Data Engineer
On-site
Job Description
Support a program which leverages integrated discrete technologies to support massive data processing, storage, modeling, and analytics over several thousand unique data sources, to perform threat identification and analysis, as well as support efforts to meet tactical and strategic goals. The components that comprise the data platform capability - the technologies and systems, data, data processing and modeling, and use of the data via data science and querying of the data corpus and model(s) to derive insights. The data platform capability serves as the backbone for other capabilities (e.g., web applications), to accelerate its operations.
Responsibilities
Develop and use data processing technologies (e.g., Python, SPARK, Java, SQL, Jenkins, PyPi, Terraform, Cloudera, ElasticSearch, Pentaho, Apache NiFi, Apache Hop) to perform data processing, and to develop, validate, and use methodologies to support analytic requirements in Clustered Computing environments.
a. Support downstream systems and capabilities of external Customer organizations dependent on the data platform via various approaches, to include application programming interfaces (APIs).

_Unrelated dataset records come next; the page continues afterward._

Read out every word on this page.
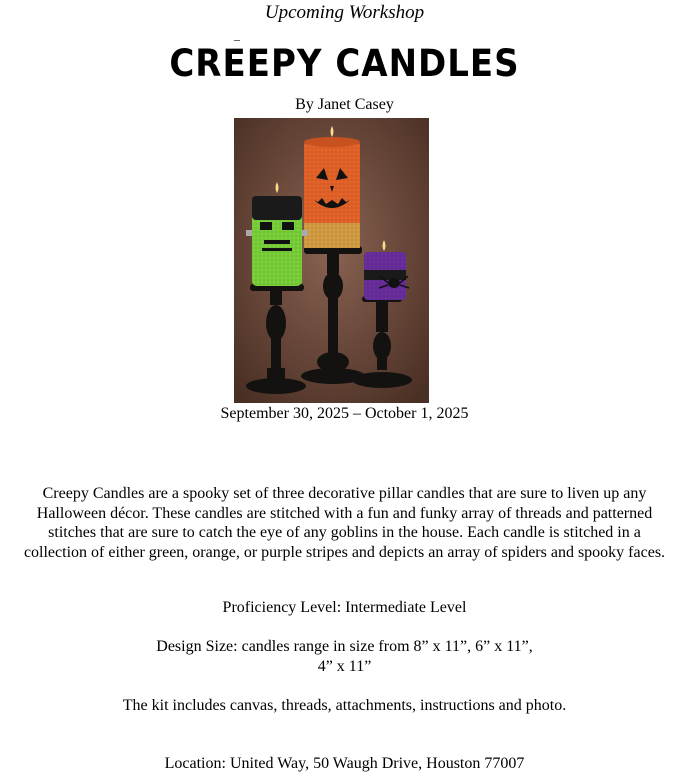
Upcoming Workshop
_
CREEPY CANDLES
By Janet Casey
September 30, 2025 – October 1, 2025
Creepy Candles are a spooky set of three decorative pillar candles that are sure to liven up any Halloween décor. These candles are stitched with a fun and funky array of threads and patterned stitches that are sure to catch the eye of any goblins in the house. Each candle is stitched in a collection of either green, orange, or purple stripes and depicts an array of spiders and spooky faces.
Proficiency Level: Intermediate Level
Design Size: candles range in size from 8” x 11”, 6” x 11”,
4” x 11”
The kit includes canvas, threads, attachments, instructions and photo.
Location: United Way, 50 Waugh Drive, Houston 77007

b. On an ongoing basis, develop integration plans that capitalize on new data processing, modeling, and storage technologies including the cloud environments.
c. Evaluate data collections to assess the potential value-add to the Customers data platform to recommend to the Customer.
d. Generate assessments about data, support activities to perform data acquisition and engineering, and enable the processing of data so it is integrated into data platform systems for maximum value.
e. Perform and support data modeling and engineering activities for integration of new data into the data platforms data corpus, refining existing models and intermediate models to address deficiencies and defects, and with Customer oversight, creating new models and data feeds to support existing and new analytic methodologies.
Job Requirements
Required Skills
- Python
- SPARK
- Java
- SQL
- Jenkins
- PyPi
- Terraform and Cloudera
- ElasticSearch
- Pentaho
- Apache NiFi
- Apache Hop
- Perform data processing, and to develop, validate, and use methodologies to support analytic requirements in Clustered Computing environments.
- Perform and support data modeling and engineering activities for integration of new data into the data platforms data corpus, refining existing models and intermediate models to address deficiencies and defects, and with Customer oversight, creating new models and data feeds to support existing and new analytic methodologies.
Desired Skills
- Demonstrated experience using Enterprise Control Language (ECL) and the Lexis-Nexis High Performance Cluster Computing (HPCC) platform.
- Demonstrated experience performing All-Source data analysis to perform analytic support to the Sponsor.
- Demonstrated experience developing custom algorithms to support analytic requirements against massive data stores supporting the Sponsor.
- Demonstrated experience directly supporting the Sponsor performing technical analysis support using massive data processing systems.
- Demonstrated experience writing cables.
- Demonstrated experience planning and coordinating program activities such as installation and upgrading of hardware and software, utilization of cloud services, programming, or systems design development, modification of IT networks, or implementation of Internet and intranet sites.
- Demonstrated experience deploying web applications to a cloud managed environment to include DevOps and security configuration management.
- Demonstrated experience developing, implementing, and maintaining cloud infrastructure services such as EC2, ELB, RDS, S3, and VPC.
- Demonstrated experience planning, coordinating, and executing the required activities to support documentation to meet the Sponsor’s data compliance requirements (e.g., legal, data policy)
- Degree(s)
- Undergraduate degree in mathematics, computer science, engineering, or similar scientific or technical discipline.
- Graduate degree in computer science, information systems, engineering, or another scientific or technical discipline.
- Degree or equivalent in CS, MIS, Economics, Physics, Genetics, or Engineering related field, especially Supercomputing-related.